Herman Miller: The Picnic Posters of Steve Frykholm is produced by Dress Code and visits graphic designer Steve Frykholm as he ruminates on 45 years at the Herman Miller furniture company, where Charles and Ray Eames, Alexander Girad and George Nelson built their reputations and created the canon of modern furniture.
This documentary short offers a rare glimpse into Frykholm's archives, unearthing previously unseen sketches and stories. Frykholm is now the vice president of creative design at Herman Miller, and his long tenure at the company began with his first assignment: a poster for the company’s the yearly picnic known as the Sweet Corn Festival. It features a large set of teeth biting into a cob of corn.
That corncob poster was created using silk-screen printing, a method Frykholm loves.
I like the smell of the ink, cutting the stencils, the saturation and the colour. It’s the physicality of it, why do people like to plant vegetables, dig in the dirt and see things grow? You just do it for the joy of doing it.
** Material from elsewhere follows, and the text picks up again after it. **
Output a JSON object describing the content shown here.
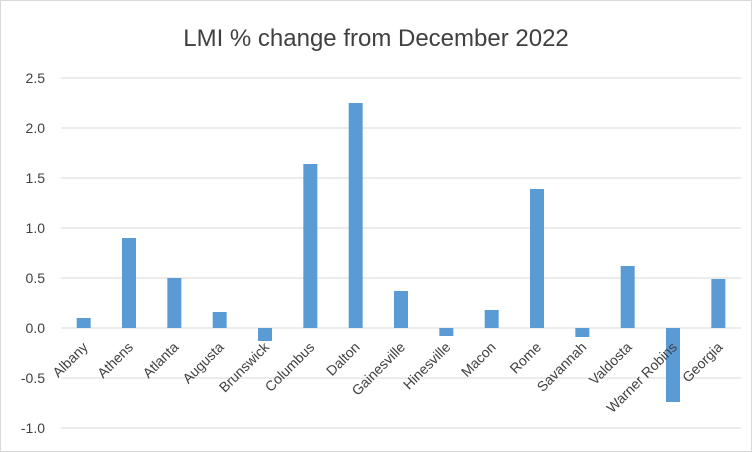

Since that first poster, Frykholm has designed and printed a poster for the picnic every year. One year it would be peas in a seven-layer salad, another year it would be ice-cream on a sugar cone (“It’s one of my favourites”). The picnic posters became a game at Herman Miller, and other employees would ask, “What’s he gonna do this year?”
The posters were popular with everyone – even New York’s Museum of Modern Art (MoMA) took notice. Today, Frykholm's bold pop art picnic posters are housed in the MoMA's permanent collection and are considered modern design classics.